Positionne l'engagement avant la demande

Piloter une usine sur des appels constructeur instables

Il existe, mais sa prévision est fausse

Pull

Teste si les buffers sont adéquats ; signale les gros changements de taux

Concevoir la combinaison — et ce qu'elle produit

Rien de tout cela ne se met en place tout seul. Livrée à elle-même, une supply chain accumule des habitudes de push et de pull ; elle ne les combine pas. La prévision pilote le réapprovisionnement parce que c'est ce qu'elle a toujours fait. Un buffer garde une taille que personne n'a revue depuis sa création. Une prévision de lancement reste en place parce que personne n'a fixé de date pour la retirer. Concevoir la combinaison, c'est nommer clairement quelques éléments :

  • Quelles décisions la prévision dimensionne ou positionne ?
  • Quelles décisions la consommation cadence
  • Comment la bascule se déclenche ?
  • Qu’est-ce que la prévision a le droit de faire : positionner ? dimensionner les buffers ? tester ?
  • Qu’est-ce que la prévision n'a pas le droit de faire ? Par exemple, créer des ordres de réapprovisionnement qui appartiennent au pull.

Vous fixez aussi la cadence DDS&OP qui teste et ajuste le modèle.
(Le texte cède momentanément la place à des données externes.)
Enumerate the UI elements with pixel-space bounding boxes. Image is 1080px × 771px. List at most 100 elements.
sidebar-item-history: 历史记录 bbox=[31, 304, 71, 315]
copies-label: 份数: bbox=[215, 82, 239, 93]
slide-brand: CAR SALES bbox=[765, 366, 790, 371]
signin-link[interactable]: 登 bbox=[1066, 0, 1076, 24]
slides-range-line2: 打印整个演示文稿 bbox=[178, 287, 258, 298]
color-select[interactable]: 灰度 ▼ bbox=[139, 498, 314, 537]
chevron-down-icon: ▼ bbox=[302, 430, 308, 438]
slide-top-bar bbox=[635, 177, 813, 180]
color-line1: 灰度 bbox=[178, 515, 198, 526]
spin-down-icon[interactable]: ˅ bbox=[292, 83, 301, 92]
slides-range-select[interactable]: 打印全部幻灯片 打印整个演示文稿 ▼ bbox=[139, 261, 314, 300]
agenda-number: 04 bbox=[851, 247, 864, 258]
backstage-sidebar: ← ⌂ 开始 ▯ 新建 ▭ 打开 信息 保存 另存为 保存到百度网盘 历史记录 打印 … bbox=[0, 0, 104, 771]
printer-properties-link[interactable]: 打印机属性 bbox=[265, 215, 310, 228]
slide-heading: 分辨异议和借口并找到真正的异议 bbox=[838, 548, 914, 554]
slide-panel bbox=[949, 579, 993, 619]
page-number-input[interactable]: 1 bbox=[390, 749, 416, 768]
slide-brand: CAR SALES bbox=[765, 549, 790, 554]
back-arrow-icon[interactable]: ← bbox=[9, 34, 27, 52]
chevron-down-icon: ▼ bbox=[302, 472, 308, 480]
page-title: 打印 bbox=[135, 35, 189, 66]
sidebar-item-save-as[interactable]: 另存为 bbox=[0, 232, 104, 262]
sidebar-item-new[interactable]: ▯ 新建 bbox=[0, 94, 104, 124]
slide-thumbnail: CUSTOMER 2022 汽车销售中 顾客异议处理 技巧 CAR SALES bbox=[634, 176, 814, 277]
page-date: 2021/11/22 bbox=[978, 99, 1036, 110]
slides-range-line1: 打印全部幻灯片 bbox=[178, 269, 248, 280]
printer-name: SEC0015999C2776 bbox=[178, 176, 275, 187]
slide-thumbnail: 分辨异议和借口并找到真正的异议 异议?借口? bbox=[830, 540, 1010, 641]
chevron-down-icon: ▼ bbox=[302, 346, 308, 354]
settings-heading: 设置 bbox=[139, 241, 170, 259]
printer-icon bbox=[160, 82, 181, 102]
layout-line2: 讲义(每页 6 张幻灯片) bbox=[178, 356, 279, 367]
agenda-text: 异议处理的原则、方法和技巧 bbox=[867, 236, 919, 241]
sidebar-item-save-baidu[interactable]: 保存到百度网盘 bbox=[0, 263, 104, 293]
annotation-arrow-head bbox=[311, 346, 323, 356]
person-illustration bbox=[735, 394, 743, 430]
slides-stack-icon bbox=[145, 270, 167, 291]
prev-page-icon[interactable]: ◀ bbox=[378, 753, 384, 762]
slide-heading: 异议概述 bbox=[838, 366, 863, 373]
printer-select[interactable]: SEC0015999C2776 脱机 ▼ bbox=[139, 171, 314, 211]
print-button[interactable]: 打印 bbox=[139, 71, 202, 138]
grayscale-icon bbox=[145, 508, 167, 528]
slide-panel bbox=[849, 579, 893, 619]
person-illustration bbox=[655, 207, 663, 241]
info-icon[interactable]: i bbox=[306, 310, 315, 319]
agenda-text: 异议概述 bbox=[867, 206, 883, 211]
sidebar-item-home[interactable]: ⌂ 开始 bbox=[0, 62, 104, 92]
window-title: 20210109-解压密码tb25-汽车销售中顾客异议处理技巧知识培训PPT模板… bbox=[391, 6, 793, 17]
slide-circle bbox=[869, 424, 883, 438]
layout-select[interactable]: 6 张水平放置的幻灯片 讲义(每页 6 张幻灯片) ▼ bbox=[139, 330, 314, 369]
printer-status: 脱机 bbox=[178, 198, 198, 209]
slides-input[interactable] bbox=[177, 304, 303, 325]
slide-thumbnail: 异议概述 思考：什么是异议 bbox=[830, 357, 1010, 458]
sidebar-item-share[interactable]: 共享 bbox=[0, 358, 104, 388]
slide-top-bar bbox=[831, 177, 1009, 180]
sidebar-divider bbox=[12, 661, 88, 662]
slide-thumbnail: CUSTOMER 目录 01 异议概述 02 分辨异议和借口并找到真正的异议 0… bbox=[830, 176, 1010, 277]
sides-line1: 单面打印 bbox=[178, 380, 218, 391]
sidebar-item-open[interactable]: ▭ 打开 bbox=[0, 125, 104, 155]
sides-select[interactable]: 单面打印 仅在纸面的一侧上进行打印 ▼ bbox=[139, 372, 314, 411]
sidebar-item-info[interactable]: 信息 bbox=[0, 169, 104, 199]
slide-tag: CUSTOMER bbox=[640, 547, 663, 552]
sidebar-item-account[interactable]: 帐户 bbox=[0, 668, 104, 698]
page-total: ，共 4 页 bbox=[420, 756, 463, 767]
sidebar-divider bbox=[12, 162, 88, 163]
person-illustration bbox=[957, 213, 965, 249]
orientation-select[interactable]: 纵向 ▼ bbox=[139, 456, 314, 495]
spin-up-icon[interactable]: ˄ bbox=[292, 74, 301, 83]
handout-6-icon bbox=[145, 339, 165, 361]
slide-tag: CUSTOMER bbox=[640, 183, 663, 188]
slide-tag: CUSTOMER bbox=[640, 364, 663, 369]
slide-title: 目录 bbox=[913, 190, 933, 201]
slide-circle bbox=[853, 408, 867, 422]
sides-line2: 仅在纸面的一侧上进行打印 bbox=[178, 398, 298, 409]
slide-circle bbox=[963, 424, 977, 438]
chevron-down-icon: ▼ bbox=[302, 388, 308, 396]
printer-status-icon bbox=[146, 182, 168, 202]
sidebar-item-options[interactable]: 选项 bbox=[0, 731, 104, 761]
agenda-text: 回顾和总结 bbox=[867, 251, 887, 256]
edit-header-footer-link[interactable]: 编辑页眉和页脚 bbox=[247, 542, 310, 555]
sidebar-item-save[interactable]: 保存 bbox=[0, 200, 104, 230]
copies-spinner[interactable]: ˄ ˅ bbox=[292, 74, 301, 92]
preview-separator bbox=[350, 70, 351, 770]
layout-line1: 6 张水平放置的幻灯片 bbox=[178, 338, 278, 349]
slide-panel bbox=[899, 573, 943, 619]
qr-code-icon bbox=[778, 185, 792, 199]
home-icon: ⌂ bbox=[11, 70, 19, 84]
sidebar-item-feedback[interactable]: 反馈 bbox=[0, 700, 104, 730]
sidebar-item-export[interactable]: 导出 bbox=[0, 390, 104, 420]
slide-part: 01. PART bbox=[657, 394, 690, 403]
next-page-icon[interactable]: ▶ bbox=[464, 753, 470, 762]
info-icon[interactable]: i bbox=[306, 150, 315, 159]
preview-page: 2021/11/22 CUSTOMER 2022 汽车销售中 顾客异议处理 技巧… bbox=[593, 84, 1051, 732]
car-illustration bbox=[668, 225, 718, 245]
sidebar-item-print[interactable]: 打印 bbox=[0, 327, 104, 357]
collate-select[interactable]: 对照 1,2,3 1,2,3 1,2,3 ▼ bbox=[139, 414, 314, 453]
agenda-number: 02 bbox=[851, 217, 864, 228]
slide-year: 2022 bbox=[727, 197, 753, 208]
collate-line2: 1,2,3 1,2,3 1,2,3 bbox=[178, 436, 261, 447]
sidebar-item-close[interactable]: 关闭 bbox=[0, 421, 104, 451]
Faites cela, et le pull livrera le besoin en fonds de roulement, le service et le calme que cette série d’article promettait. Le push, cantonné aux seules décisions qu'il est seul à pouvoir prendre, délivrera des lancements planifiés plutôt que devinés, une capacité prête plutôt qu'en retard, et des montées saisonnières orchestrées plutôt que précipitées. L'or n'est pas un mélange de push et de pull. C'est une division du travail claire, où chaque outil ne fait que ce qu'il fait le mieux.